Possibly the street cleaning has washed the road, or someone has washed their car on the road, or it has been raining.
Of all these possibilities, rain is the most likely.
Therefore, we assume (as long as there are no other clues) that rain was the reason why the road is wet.
The conclusion is obvious, and – as long as one is aware that it only holds with a certain probability – also sound.
However, one must also be aware that the conclusion must be able to change at any time if further information becomes available: e.g. the further observation that only the section of the street in front of the house is wet, but not the rest of the street; or that we see a neighbour carrying the high-pressure cleaner into the garage, etc.
- Abductive reasoning
- Abductive inference
- Ἀπαγωγή [apagōgē] / apagoge.
The result of an abduction is not necessarily true, but merely a plausible assumption that still has to be verified. It does, however, allow us to justify predictions, which would not be possible with other forms of logical inferences (deduction and induction).
In particular, abduction is the only one of the three forms of inferences that can be used to expand knowledge: we can indeed create new knowledge by inhering the most likely explanation for observed phenomena. For more on this, see ☞ Philosophy of science.
On the other hand, an inference to probability comes with numerous limitations. If these are not carefully controlled, a number of errors can occur, some of which are described in the following articles:
To be added later.
A typical Medical diagnosis is a good example of abductive reasoning: from the information obtained by means of anamnesis, such as symptoms, previous diseases, etc., as well as from expertise and experience, a most likely diagnosis is inferred.
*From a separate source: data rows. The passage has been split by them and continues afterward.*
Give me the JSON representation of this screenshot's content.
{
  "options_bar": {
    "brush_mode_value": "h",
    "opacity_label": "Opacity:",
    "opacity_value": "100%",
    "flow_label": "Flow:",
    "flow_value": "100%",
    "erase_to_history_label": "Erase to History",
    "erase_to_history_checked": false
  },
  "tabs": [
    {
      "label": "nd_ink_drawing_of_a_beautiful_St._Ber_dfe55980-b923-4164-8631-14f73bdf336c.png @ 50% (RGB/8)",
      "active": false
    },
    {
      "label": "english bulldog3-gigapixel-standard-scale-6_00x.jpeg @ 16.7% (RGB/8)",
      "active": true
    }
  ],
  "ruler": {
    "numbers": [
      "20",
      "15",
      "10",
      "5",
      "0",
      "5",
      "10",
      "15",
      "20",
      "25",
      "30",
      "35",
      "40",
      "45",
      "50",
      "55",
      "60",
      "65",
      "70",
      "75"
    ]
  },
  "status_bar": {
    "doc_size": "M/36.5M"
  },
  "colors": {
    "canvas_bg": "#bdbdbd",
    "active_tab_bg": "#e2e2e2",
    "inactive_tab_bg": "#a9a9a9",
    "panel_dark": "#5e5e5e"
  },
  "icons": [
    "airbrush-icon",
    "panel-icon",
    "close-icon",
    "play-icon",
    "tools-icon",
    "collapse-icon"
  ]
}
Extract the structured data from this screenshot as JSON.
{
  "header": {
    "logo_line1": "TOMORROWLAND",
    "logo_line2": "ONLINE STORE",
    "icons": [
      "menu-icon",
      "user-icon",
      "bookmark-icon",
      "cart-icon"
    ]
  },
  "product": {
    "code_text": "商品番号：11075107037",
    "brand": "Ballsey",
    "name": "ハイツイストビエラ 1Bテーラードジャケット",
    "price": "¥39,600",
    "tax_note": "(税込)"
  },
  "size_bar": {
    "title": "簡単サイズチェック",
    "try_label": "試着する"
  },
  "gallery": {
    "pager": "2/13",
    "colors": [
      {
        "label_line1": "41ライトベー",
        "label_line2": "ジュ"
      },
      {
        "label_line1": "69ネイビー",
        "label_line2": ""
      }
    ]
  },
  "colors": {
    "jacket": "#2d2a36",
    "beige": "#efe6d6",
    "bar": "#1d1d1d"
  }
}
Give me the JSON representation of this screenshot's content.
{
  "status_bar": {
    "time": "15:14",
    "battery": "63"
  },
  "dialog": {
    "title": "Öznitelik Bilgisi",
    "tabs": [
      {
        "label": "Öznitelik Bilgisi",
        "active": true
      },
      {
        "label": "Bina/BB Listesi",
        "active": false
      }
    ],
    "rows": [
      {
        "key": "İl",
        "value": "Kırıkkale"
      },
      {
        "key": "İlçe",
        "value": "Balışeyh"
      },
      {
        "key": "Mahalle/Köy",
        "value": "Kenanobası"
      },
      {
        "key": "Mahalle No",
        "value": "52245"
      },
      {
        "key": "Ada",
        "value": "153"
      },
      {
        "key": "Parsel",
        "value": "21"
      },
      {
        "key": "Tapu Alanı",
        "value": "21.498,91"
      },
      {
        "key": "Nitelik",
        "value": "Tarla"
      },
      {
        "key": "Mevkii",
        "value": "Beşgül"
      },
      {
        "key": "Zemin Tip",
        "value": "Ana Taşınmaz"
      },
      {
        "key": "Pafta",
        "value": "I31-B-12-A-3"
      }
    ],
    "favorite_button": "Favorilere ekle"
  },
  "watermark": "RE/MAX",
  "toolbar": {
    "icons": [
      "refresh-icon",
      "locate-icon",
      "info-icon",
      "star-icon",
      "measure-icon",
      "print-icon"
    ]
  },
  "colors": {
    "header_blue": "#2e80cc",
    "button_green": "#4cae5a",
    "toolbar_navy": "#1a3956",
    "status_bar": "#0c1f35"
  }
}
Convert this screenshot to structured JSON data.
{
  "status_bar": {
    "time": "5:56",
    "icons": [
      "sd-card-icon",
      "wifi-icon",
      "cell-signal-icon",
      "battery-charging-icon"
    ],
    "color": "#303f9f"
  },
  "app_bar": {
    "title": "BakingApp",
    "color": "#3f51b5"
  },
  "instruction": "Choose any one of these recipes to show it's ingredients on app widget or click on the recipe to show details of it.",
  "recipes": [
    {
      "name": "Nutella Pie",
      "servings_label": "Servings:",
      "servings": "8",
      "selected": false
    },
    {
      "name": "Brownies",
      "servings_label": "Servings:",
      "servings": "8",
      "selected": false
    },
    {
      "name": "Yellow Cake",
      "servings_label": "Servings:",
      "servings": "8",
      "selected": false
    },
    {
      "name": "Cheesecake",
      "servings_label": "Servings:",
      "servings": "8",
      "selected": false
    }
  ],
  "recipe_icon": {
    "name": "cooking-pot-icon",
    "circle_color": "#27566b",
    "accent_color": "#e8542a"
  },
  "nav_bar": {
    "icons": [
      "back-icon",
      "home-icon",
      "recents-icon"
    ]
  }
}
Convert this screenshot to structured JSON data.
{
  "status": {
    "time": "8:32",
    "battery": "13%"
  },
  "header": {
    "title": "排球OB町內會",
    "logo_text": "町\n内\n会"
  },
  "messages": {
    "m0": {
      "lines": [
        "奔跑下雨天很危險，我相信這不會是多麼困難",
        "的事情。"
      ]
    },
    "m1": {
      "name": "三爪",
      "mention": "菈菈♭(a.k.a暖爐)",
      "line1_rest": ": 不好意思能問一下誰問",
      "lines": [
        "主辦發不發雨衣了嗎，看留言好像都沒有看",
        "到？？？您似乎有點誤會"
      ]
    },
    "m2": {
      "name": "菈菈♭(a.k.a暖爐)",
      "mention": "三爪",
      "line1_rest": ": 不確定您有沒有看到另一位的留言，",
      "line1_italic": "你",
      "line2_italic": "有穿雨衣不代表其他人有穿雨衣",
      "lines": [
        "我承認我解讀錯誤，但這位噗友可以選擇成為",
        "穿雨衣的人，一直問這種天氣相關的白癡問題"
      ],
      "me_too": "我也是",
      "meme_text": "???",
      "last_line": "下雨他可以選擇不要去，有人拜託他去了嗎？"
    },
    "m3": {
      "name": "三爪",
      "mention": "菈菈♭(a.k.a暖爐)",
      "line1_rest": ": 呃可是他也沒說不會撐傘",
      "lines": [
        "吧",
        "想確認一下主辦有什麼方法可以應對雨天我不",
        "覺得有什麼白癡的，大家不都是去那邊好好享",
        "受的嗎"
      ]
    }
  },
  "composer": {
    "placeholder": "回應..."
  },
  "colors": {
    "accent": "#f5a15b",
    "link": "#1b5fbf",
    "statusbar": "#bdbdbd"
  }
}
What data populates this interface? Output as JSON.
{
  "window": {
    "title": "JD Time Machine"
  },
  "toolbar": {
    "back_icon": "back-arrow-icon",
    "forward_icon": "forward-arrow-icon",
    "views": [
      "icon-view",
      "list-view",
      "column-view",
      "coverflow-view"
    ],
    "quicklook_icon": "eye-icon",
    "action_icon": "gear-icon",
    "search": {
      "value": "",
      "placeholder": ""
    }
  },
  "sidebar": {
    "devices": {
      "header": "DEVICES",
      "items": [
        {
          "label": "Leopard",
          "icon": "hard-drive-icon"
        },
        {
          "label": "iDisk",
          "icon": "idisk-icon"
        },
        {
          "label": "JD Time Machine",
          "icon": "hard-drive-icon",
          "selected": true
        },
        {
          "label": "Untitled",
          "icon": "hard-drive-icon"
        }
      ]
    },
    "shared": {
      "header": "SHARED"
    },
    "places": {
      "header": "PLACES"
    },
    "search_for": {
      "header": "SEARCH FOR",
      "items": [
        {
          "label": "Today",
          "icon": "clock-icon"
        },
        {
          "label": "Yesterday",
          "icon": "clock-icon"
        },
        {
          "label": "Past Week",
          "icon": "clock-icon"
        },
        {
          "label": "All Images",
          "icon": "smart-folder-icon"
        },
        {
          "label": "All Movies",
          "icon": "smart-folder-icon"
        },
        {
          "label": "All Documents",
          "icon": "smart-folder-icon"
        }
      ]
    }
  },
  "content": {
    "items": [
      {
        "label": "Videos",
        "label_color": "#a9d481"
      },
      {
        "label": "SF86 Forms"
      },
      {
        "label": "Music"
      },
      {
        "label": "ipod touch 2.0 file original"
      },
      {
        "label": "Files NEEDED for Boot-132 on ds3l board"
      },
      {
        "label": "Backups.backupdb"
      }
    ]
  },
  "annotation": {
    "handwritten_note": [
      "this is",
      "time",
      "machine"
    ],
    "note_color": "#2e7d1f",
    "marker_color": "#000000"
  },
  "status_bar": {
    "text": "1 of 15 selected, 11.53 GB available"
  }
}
Surely everyone has heard stories where such medical diagnoses have subsequently turned out to be inadequate or even completely wrong. Unfortunately, this is in the nature of things, since a necessarily correct diagnosis would only be possible with complete knowledge of all relevant factors, which is practically impossible (☞ Sherlock-Holmes-Fallacy).
Note: During medical school, future doctors learn to recognize and avoid at least the most common mistakes when taking anamnesis – for example, those which can arise from their own confirmation bias. Of course, in their later professional practice some will inevitably be better at this than others and even the best will still be wrong at least sometimes. However, you should still trust the diagnosis of a trained doctor above that of lay people or even unknown sources from the internet.
Sherlock Holmes’ deductions
Contrary to what Arthur Conan Doyle makes his famous detective say, virtually all of Sherlock Holmes’ conclusions – at least those found in the original books – are not deductions but abductions.
If Holmes concludes, for example, on the basis of the soiling on the clothing, that someone has been in a place where a specific type of soil predominates, this is a sound inference and also very likely correct, but not necessary true. The pollution could also have happened indirectly, e.g. by contact with a soiled carriage, or the person could have worn already soiled clothes - possibly by another person.
Undoubtedly, these explanations are less likely than the one put forward by the detective, but in real life they cannot be ruled out as easily as in a novel – where, of course, the author knows what will eventually turn out to be “true”.